William Clark Jr. (April 14, 1798 – January 3, 1871) was a merchant, a signer of the Texas Declaration of Independence, and a legislator in the Republic of Texas. He is sometimes confused with his son, another Texas state legislator who was also known as William Clark Jr. (18281884).

==Biography==
Clark was born in North Carolina on April 14, 1798. He married Martha B. Wall in the 1820s. They had a son named William Clark Junior in 1828. They lived in Georgia before moving to Sabine County, Texas in 1835, where he operated a successful store. William S Clark Junior and James Gaines both traveled to the Convention of 1836. This convention was brought together to discuss a possible secession and war with Mexico. This created the Texas Declaration of Independence, which both Clark and Gaines signed. Following the convention, interim President David G Burnet of the Republic of Texas, was assisted by Clark by creating a system to collect supplies and other goods for the army to fight against the invading Mexican army.

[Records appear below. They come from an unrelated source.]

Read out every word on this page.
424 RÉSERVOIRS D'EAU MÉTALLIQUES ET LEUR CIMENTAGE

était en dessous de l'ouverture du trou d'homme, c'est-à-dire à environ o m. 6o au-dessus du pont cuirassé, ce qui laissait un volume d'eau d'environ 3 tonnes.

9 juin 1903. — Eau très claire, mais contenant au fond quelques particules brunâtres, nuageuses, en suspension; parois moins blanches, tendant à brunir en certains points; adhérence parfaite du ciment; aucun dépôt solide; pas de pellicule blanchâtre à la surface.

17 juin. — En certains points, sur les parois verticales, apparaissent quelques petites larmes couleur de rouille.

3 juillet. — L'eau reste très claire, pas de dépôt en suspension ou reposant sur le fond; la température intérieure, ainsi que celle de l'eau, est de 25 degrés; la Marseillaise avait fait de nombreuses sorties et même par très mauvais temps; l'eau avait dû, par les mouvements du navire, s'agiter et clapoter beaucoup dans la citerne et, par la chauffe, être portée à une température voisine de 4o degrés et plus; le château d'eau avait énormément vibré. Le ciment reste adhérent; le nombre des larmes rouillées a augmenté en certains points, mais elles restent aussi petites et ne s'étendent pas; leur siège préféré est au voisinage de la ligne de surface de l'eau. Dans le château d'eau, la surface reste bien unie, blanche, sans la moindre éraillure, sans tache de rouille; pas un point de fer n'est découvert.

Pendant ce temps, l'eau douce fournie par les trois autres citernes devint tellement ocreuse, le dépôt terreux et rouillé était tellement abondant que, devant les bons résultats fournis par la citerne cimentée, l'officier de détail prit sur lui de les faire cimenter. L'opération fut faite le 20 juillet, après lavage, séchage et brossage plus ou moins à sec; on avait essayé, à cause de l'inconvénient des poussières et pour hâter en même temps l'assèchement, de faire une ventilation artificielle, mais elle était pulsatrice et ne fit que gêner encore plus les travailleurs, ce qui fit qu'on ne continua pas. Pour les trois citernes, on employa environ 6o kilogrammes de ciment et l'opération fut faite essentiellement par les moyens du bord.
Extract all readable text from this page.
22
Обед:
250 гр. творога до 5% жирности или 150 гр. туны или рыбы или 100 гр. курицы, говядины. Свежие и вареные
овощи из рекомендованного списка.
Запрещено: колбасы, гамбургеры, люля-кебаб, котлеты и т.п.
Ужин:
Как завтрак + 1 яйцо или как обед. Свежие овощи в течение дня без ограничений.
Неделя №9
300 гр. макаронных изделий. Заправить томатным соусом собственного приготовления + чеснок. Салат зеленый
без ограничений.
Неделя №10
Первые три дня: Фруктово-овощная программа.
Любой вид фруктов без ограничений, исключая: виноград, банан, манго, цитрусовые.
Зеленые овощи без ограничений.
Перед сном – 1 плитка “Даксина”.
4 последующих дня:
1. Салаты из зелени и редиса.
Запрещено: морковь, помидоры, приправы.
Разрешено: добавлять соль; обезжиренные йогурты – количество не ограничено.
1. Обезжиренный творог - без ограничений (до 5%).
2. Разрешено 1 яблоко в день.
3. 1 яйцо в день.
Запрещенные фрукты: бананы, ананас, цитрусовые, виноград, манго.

Clark briefly served as a representative of Sabine County in the House of the Second Congress in 1837 and left in 1838 due to illness. Following the war, and after recovering from his illness, he stayed in Sabine County until he purchased the Planter Hotel in Nacogdoches in 1859, located in East Texas. He managed the property until he died on January 3, 1871. In 1936, the Texas Centennial Commission built a marker on the last Clarks’ home as well as on the graves of Clark and his wife Martha.

William S Clark Junior had a son named William Clark Junior. William Clark Junior followed in his father's footsteps, as he was elected to the state legislature in 1859, and helped Texas in the Secession Convention of 1861, leading Texas into the American Civil War.